Les derniers codes Minitel seront définitivement désactivés samedi, dernier jour d'activité pour cet appareil qui a permis à des millions de Français de consulter l'annuaire, d'obtenir leurs résultats d'examen, ou encore de flirter sur des messageries "roses". Le terminal, commercialisé en 1982 par France Télécom, et qui a connu son apogée dans les années 1990 avant qu'internet ne s'impose progressivement dans les foyer, compte encore aujourd'hui 420.000 clients actifs.
Une mort lente
Il y a dix ans seulement, on comptait près de 9 millions d'appareils en France. Avec l'explosion des usages du web, accessible aujourd'hui sur les mobiles, les services de consultation qui permettaient d'accéder à l'annuaire téléphonique au 3611, s'inscrire à l'université, acheter par correspondance ou consulter des messageries "roses", vont définitivement s'arrêter.

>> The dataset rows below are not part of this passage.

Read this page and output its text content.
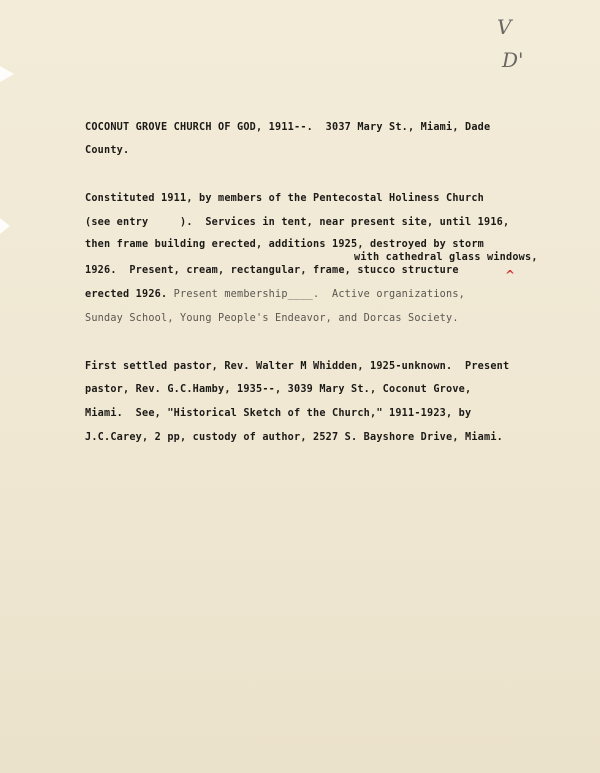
V
D'
COCONUT GROVE CHURCH OF GOD, 1911--.  3037 Mary St., Miami, Dade
County.
Constituted 1911, by members of the Pentecostal Holiness Church
(see entry     ).  Services in tent, near present site, until 1916,
then frame building erected, additions 1925, destroyed by storm
with cathedral glass windows,
1926.  Present, cream, rectangular, frame, stucco structure	^
erected 1926. Present membership____.  Active organizations,
Sunday School, Young People's Endeavor, and Dorcas Society.
First settled pastor, Rev. Walter M Whidden, 1925-unknown.  Present
pastor, Rev. G.C.Hamby, 1935--, 3039 Mary St., Coconut Grove,
Miami.  See, "Historical Sketch of the Church," 1911-1923, by
J.C.Carey, 2 pp, custody of author, 2527 S. Bayshore Drive, Miami.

A son apogée, en 1996, le Minitel recensait plus de 10.000 fournisseurs de contenus pour 26.000 services actifs. Son chiffre d'affaires culmine à la même époque à un milliard d'euros de revenus, mais il n'a cessé de décliner depuis. Il est tombé en 2010 à seulement 30 millions d'euros, sur lesquels France Télécom "reverse 85% aux éditeurs", souligne l'opérateur historique.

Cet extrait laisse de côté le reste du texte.